Pola tata kelola yang diterapkan pada BLUD Puskesmas bertujuan untuk memaksimalkan nilai Puskesmas dengan cara menerapkan prinsip keterbukaan, akuntabilitas, dapat dipercaya dan bertanggung jawab. Tujuan lain yaitu mendorong agar Puskesmas dalam membuat keputusan dan menjalankan kegiatan senantiasa dilandasi dengan nilai moral yang tinggi dan kepatuhan terhadap peraturan perundang-undangan yang berlaku, serta kesadaran atas adanya tanggung jawab sosial Puskesmas terhadap stakeholder.

Pola tata kelola BLUD Puskesmas juga diharapkan dapat meningkatkan kontribusi Puskesmas dalam mendukung kesejahteraan umum masyarakat melalui pelayanan kesehatan di dalam dan di luar gedung. Pelayanan kesehatan dapat terselenggara dengan baik berdasarkan standar pelayanan. Hambatan yang dirasakan oleh Puskesmas dalam aspek pola tata kelola yaitu masih kurangnya tenaga SDM, antara lain: tenaga sanitarian, promkes, dan rekam medik.
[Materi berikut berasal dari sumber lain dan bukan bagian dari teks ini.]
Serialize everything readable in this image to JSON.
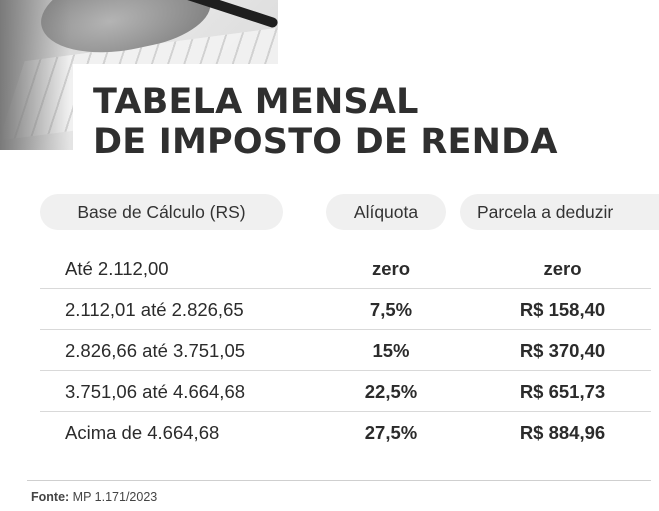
{
  "title": {
    "line1": "TABELA MENSAL",
    "line2": "DE IMPOSTO DE RENDA"
  },
  "table": {
    "headers": [
      "Base de Cálculo (RS)",
      "Alíquota",
      "Parcela a deduzir"
    ],
    "rows": [
      {
        "base": "Até 2.112,00",
        "aliquota": "zero",
        "parcela": "zero"
      },
      {
        "base": "2.112,01 até 2.826,65",
        "aliquota": "7,5%",
        "parcela": "R$ 158,40"
      },
      {
        "base": "2.826,66 até 3.751,05",
        "aliquota": "15%",
        "parcela": "R$ 370,40"
      },
      {
        "base": "3.751,06 até 4.664,68",
        "aliquota": "22,5%",
        "parcela": "R$ 651,73"
      },
      {
        "base": "Acima de 4.664,68",
        "aliquota": "27,5%",
        "parcela": "R$ 884,96"
      }
    ]
  },
  "footer": {
    "label": "Fonte:",
    "source": "MP 1.171/2023"
  }
}
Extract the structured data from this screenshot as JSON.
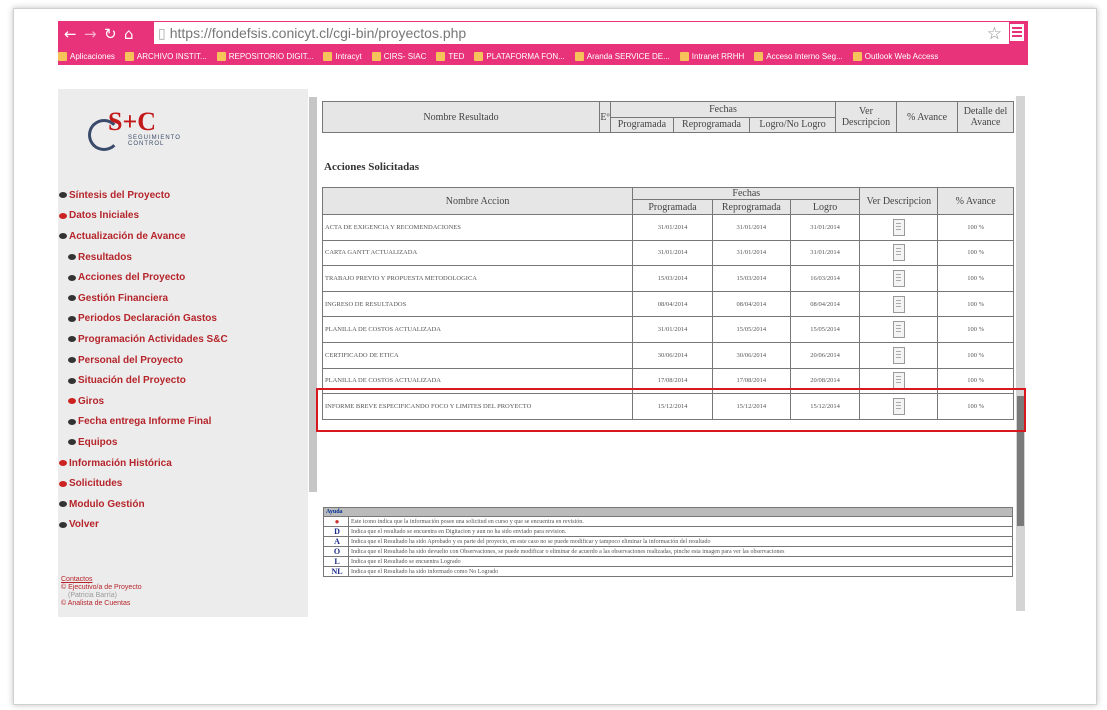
{
  "browser": {
    "url_host": "https://fondefsis.conicyt.cl",
    "url_path": "/cgi-bin/proyectos.php",
    "bookmarks": [
      "Aplicaciones",
      "ARCHIVO INSTIT...",
      "REPOSITORIO DIGIT...",
      "Intracyt",
      "CIRS- SIAC",
      "TED",
      "PLATAFORMA FON...",
      "Aranda SERVICE DE...",
      "Intranet RRHH",
      "Acceso Interno Seg...",
      "Outlook Web Access"
    ]
  },
  "logo": {
    "text": "S+C",
    "sub": "SEGUIMIENTO CONTROL"
  },
  "sidebar": {
    "items": [
      {
        "label": "Síntesis del Proyecto",
        "level": 0,
        "color": "dark"
      },
      {
        "label": "Datos Iniciales",
        "level": 0,
        "color": "red"
      },
      {
        "label": "Actualización de Avance",
        "level": 0,
        "color": "dark"
      },
      {
        "label": "Resultados",
        "level": 1,
        "color": "dark"
      },
      {
        "label": "Acciones del Proyecto",
        "level": 1,
        "color": "dark"
      },
      {
        "label": "Gestión Financiera",
        "level": 1,
        "color": "dark"
      },
      {
        "label": "Periodos Declaración Gastos",
        "level": 1,
        "color": "dark"
      },
      {
        "label": "Programación Actividades S&C",
        "level": 1,
        "color": "dark"
      },
      {
        "label": "Personal del Proyecto",
        "level": 1,
        "color": "dark"
      },
      {
        "label": "Situación del Proyecto",
        "level": 1,
        "color": "dark"
      },
      {
        "label": "Giros",
        "level": 1,
        "color": "red"
      },
      {
        "label": "Fecha entrega Informe Final",
        "level": 1,
        "color": "dark"
      },
      {
        "label": "Equipos",
        "level": 1,
        "color": "dark"
      },
      {
        "label": "Información Histórica",
        "level": 0,
        "color": "red"
      },
      {
        "label": "Solicitudes",
        "level": 0,
        "color": "red"
      },
      {
        "label": "Modulo Gestión",
        "level": 0,
        "color": "dark"
      },
      {
        "label": "Volver",
        "level": 0,
        "color": "dark"
      }
    ],
    "contacts_label": "Contactos",
    "contact1": "Ejecutivo/a de Proyecto",
    "contact1_name": "(Patricia Barría)",
    "contact2": "Analista de Cuentas"
  },
  "resultados_table": {
    "col_nombre": "Nombre Resultado",
    "col_e": "Eº",
    "col_fechas": "Fechas",
    "sub_programada": "Programada",
    "sub_reprogramada": "Reprogramada",
    "sub_logro": "Logro/No Logro",
    "col_ver": "Ver Descripcion",
    "col_avance": "% Avance",
    "col_detalle": "Detalle del Avance"
  },
  "acciones": {
    "title": "Acciones Solicitadas",
    "col_nombre": "Nombre Accion",
    "col_fechas": "Fechas",
    "sub_programada": "Programada",
    "sub_reprogramada": "Reprogramada",
    "sub_logro": "Logro",
    "col_ver": "Ver Descripcion",
    "col_avance": "% Avance",
    "rows": [
      {
        "name": "ACTA DE EXIGENCIA Y RECOMENDACIONES",
        "prog": "31/01/2014",
        "reprog": "31/01/2014",
        "logro": "31/01/2014",
        "avance": "100 %"
      },
      {
        "name": "CARTA GANTT ACTUALIZADA",
        "prog": "31/01/2014",
        "reprog": "31/01/2014",
        "logro": "31/01/2014",
        "avance": "100 %"
      },
      {
        "name": "TRABAJO PREVIO Y PROPUESTA METODOLOGICA",
        "prog": "15/03/2014",
        "reprog": "15/03/2014",
        "logro": "16/03/2014",
        "avance": "100 %"
      },
      {
        "name": "INGRESO DE RESULTADOS",
        "prog": "08/04/2014",
        "reprog": "08/04/2014",
        "logro": "08/04/2014",
        "avance": "100 %"
      },
      {
        "name": "PLANILLA DE COSTOS ACTUALIZADA",
        "prog": "31/01/2014",
        "reprog": "15/05/2014",
        "logro": "15/05/2014",
        "avance": "100 %"
      },
      {
        "name": "CERTIFICADO DE ETICA",
        "prog": "30/06/2014",
        "reprog": "30/06/2014",
        "logro": "20/06/2014",
        "avance": "100 %"
      },
      {
        "name": "PLANILLA DE COSTOS ACTUALIZADA",
        "prog": "17/08/2014",
        "reprog": "17/08/2014",
        "logro": "20/08/2014",
        "avance": "100 %"
      },
      {
        "name": "INFORME BREVE ESPECIFICANDO FOCO Y LIMITES DEL PROYECTO",
        "prog": "15/12/2014",
        "reprog": "15/12/2014",
        "logro": "15/12/2014",
        "avance": "100 %"
      }
    ]
  },
  "ayuda": {
    "title": "Ayuda",
    "rows": [
      {
        "code": "●",
        "text": "Este icono indica que la información posee una solicitud en curso y que se encuentra en revisión."
      },
      {
        "code": "D",
        "text": "Indica que el resultado se encuentra en Digitacion y aun no ha sido enviado para revision."
      },
      {
        "code": "A",
        "text": "Indica que el Resultado ha sido Aprobado y es parte del proyecto, en este caso no se puede modificar y tampoco eliminar la información del resultado"
      },
      {
        "code": "O",
        "text": "Indica que el Resultado ha sido devuelto con Observaciones, se puede modificar o eliminar de acuerdo a las observaciones realizadas, pinche esta imagen para ver las observaciones"
      },
      {
        "code": "L",
        "text": "Indica que el Resultado se encuentra Logrado"
      },
      {
        "code": "NL",
        "text": "Indica que el Resultado ha sido informado como No Logrado"
      }
    ]
  }
}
Diharapkan, setelah Puskesmas menjadi BLUD, Puskesmas dapat secara mandiri melakukan pengelolaan tenaga kerja, termasuk perekrutan tenaga kerja. Sehingga, dengan adanya tenaga kerja yang kompeten sesuai dengan bidangnya, pelayanan kesehatan yang diberikan kepada masyarakat dapat lebih maksimal. Alasan yang mendasari perubahan Puskesmas menjadi BLUD ialah Permendagri No 79 Tahun 2018.